No es difícil darse cuenta de cuándo está uno ante alta cocina: es aquella que se convierte en tema de conversación único mientras se degusta. Más allá de los precios de los platos y de lo escogido de los lugares donde se ubican los restaurantes, eso es lo que define a la alta cocina. Ha borrado el concepto de conversación aliado al hecho de comer: si se conversa de algo, solo se conversa acerca del modo en que se ha cocinado lo que se esté paladeando, de los matices del sabor, de la conjunción de elementos dispuestos sobre un plato. 

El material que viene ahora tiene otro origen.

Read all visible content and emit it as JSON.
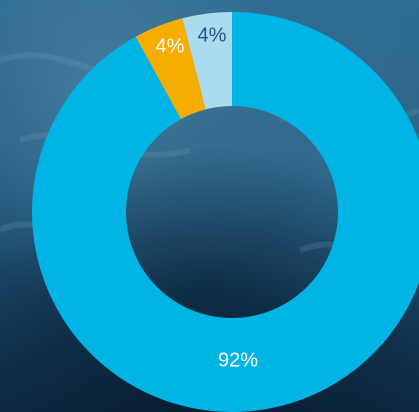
{
  "chart_data": {
    "type": "pie",
    "variant": "donut",
    "slices": [
      {
        "value": 92,
        "label": "92%",
        "color": "#00b5e6",
        "label_color": "#ffffff"
      },
      {
        "value": 4,
        "label": "4%",
        "color": "#f5ad00",
        "label_color": "#ffffff"
      },
      {
        "value": 4,
        "label": "4%",
        "color": "#a9dcee",
        "label_color": "#2c4f8a"
      }
    ],
    "start": "12 o'clock",
    "direction": "clockwise",
    "legend": "none"
  },
  "background": {
    "description_color_top": "#2d6a90",
    "description_color_bottom": "#0d2a44"
  }
}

     ¿En qué momento empezó la alta cocina a virar, a ser considerada una disciplina más de las artes? Digamos que el rasgo antes referido de convertir los propios platos en el tema único de conversación sobre la mesa no es suficiente: también el fútbol sería entonces un arte, pues nadie va al estadio a conversar de otra cosa que no sea lo que esté sucediendo sobre el terreno de juego. Deduciríamos pues que, más que al arte, a lo que se ha ido aproximando la cocina es al espectáculo (lo que no significa en modo alguno que el arte mismo, para sobrevivir en la sociedad del espectáculo, no se haya tenido que disfrazar tantas veces de espectacular).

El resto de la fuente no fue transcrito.